The jury remains out. It is perhaps unsurprising that sources within the company joke wryly about conducting R&D in the channel when it comes to SIP.
But more complicated does not necessarily translate into being of less value. For one commentator at least, the truth will out in the way SIP is taken to resellers.
"If it's implemented effectively, SIP will draw a line between the kinds of reseller behaviours Cisco wants to incentivise and those it does not. The resulting benefits will increase the closeness of the relationships with these more forward-thinking partners," said Klasnic. "The challenge, though, as always, will be in consistent application and execution."
Klasnic added that the version of SIP presented this year was more fleshed out than last year's announcement.
ISVs and verticals
Perhaps the most interesting piece of news in the Cisco and general networking and telephony markets recently was that Avaya UK and Ireland vice-president Clive Sawkins had defected to Cisco.

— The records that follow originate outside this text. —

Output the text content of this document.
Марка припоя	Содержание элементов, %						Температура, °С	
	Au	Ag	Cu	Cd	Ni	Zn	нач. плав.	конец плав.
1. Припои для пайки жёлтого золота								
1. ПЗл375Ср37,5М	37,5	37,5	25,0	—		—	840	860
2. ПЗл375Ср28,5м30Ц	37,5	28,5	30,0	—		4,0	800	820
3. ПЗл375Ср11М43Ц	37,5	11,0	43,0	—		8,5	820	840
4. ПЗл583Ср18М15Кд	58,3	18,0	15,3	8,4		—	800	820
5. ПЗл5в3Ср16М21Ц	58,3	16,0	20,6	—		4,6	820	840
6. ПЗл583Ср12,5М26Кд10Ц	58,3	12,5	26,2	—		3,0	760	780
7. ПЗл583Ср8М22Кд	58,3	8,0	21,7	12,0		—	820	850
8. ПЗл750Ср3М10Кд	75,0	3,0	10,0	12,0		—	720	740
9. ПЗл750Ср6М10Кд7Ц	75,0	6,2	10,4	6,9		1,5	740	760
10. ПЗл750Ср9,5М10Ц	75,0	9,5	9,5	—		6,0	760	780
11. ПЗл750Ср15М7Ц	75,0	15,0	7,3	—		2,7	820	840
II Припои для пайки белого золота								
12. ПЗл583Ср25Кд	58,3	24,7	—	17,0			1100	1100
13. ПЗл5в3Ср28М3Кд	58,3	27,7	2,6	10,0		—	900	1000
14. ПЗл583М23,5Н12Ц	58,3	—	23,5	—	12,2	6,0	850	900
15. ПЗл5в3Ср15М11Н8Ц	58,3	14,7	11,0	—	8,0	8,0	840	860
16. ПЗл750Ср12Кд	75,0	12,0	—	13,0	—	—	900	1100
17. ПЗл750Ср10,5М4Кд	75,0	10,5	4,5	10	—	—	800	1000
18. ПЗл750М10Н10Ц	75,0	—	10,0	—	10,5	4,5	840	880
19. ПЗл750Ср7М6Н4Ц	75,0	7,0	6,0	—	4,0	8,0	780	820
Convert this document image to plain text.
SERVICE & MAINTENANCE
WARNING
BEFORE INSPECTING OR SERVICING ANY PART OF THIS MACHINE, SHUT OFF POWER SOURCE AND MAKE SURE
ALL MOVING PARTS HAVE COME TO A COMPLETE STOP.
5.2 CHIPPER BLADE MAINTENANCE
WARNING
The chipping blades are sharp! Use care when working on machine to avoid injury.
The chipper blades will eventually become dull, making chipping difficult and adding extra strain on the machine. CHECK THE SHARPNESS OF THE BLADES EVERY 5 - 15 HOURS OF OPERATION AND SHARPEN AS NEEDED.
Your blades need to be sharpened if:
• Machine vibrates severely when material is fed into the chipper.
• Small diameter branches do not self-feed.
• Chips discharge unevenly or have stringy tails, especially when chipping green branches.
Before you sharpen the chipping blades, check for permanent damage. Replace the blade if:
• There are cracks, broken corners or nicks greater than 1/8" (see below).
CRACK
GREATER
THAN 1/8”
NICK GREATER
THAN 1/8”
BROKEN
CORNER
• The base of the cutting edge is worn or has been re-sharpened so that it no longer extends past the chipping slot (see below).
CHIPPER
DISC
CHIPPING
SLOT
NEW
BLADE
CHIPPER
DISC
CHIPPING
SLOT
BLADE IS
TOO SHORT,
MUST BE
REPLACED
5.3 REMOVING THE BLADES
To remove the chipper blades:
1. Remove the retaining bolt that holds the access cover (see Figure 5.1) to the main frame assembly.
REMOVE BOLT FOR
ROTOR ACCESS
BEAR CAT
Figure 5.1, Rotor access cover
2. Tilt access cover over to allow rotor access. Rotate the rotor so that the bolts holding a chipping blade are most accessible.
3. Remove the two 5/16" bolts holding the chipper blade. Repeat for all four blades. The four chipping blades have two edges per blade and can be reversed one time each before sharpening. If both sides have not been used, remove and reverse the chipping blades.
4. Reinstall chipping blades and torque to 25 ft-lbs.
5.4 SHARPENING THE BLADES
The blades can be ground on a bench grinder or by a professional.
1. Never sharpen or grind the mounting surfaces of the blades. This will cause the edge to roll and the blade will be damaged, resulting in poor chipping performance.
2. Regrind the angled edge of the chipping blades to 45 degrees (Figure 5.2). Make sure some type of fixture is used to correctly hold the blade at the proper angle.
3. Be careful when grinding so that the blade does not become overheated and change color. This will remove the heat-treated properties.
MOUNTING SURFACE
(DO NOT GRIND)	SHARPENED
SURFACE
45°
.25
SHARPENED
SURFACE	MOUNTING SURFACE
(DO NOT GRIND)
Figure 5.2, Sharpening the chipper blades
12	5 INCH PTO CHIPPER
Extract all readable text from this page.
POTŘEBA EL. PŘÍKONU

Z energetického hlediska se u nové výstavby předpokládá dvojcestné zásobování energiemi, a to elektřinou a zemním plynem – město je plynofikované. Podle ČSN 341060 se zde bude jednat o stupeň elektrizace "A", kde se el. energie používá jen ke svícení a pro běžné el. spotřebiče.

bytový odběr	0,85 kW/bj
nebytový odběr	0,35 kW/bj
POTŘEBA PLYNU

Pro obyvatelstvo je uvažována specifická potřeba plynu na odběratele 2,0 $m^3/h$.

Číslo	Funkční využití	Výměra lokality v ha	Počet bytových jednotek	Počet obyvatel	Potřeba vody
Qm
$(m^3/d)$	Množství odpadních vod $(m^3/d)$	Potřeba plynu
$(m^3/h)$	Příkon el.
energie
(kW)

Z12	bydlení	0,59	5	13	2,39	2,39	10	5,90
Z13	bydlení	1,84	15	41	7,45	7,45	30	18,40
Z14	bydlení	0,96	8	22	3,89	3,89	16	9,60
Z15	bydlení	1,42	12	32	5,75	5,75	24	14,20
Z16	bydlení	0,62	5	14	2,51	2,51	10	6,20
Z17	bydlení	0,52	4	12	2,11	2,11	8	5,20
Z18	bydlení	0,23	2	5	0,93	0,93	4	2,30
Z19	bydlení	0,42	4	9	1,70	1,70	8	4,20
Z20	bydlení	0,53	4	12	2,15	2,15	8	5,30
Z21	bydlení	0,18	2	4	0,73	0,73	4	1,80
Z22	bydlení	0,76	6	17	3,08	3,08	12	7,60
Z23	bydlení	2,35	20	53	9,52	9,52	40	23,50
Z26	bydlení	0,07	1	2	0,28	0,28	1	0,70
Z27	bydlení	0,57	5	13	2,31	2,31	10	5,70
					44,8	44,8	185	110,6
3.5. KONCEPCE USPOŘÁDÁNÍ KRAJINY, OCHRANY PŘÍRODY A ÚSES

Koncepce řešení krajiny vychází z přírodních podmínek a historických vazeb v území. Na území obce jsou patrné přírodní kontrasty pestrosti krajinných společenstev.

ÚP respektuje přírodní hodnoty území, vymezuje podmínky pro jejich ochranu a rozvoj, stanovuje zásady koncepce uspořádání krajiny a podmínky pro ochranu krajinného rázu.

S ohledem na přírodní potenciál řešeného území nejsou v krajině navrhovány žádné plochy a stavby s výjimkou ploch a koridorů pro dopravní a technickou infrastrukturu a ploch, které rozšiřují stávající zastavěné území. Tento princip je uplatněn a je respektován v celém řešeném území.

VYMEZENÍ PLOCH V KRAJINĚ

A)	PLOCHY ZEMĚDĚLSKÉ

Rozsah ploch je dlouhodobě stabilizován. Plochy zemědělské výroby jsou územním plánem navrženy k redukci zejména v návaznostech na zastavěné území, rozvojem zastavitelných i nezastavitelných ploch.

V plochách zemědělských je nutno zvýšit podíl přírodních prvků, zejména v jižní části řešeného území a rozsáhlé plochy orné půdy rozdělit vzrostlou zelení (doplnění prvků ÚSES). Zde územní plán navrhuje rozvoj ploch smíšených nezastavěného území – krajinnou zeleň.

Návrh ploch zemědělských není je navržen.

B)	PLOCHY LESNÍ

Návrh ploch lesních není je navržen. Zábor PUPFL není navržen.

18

Sawkins, who joined Cisco in April as director of IP Communications EMEA at the firm's advanced technology group, had good reason to take up the offer Cisco made him.
"Convergence has taken off. I'm now looking at converged applications," he said. "If you think of the converged market as a whole, 20 per cent growth is achievable for partners and organisations."
Coupled with Cisco's drive for applications, and its support for ISVs, is the assertion by Chambers that the firm will move towards vertical markets and away from horizontal ones such as LANs. According to Klasnic, the move will help bolster wilting margins.
"The reasons for verticalisation are similar in the networking space to those in the general IT market. Specifically, more tailored solutions generate higher margins," she said.
"As the networking space becomes more commodified and resellers have seen their margins squeezed further and further, Cisco has taken a lot of flack for not supporting them better," she added.
This move is a wise one for Cisco, not least for the roasting it has been subjected to over the past few years for its ? sometimes diminishing ? hardware margins for resellers.
Klasnic argued that moving towards a vertical market model, as well as a solutions-based model, makes sense, as it allows Cisco to grow the margins of resellers willing to go in this direction.
Fitzpatrick argued that Cisco has already verticalised itself.
"This is a drive to increase adoption, and now it has an applications and services play," said Fitzpatrick. "In EMEA, verticals are not the only way. Cisco is also trying to do horizontal applications, such as CRM on IP."
Part of the vertical conversion is what Cisco calls ecosystems: collaborations between resellers and ISVs, as well as between resellers. This may be a trickier process than it appears, according to Fitzpatrick.
"We don't often see partners with different core competencies working together on solutions," she said.
"It's a nice vision, but we have yet to see the evidence."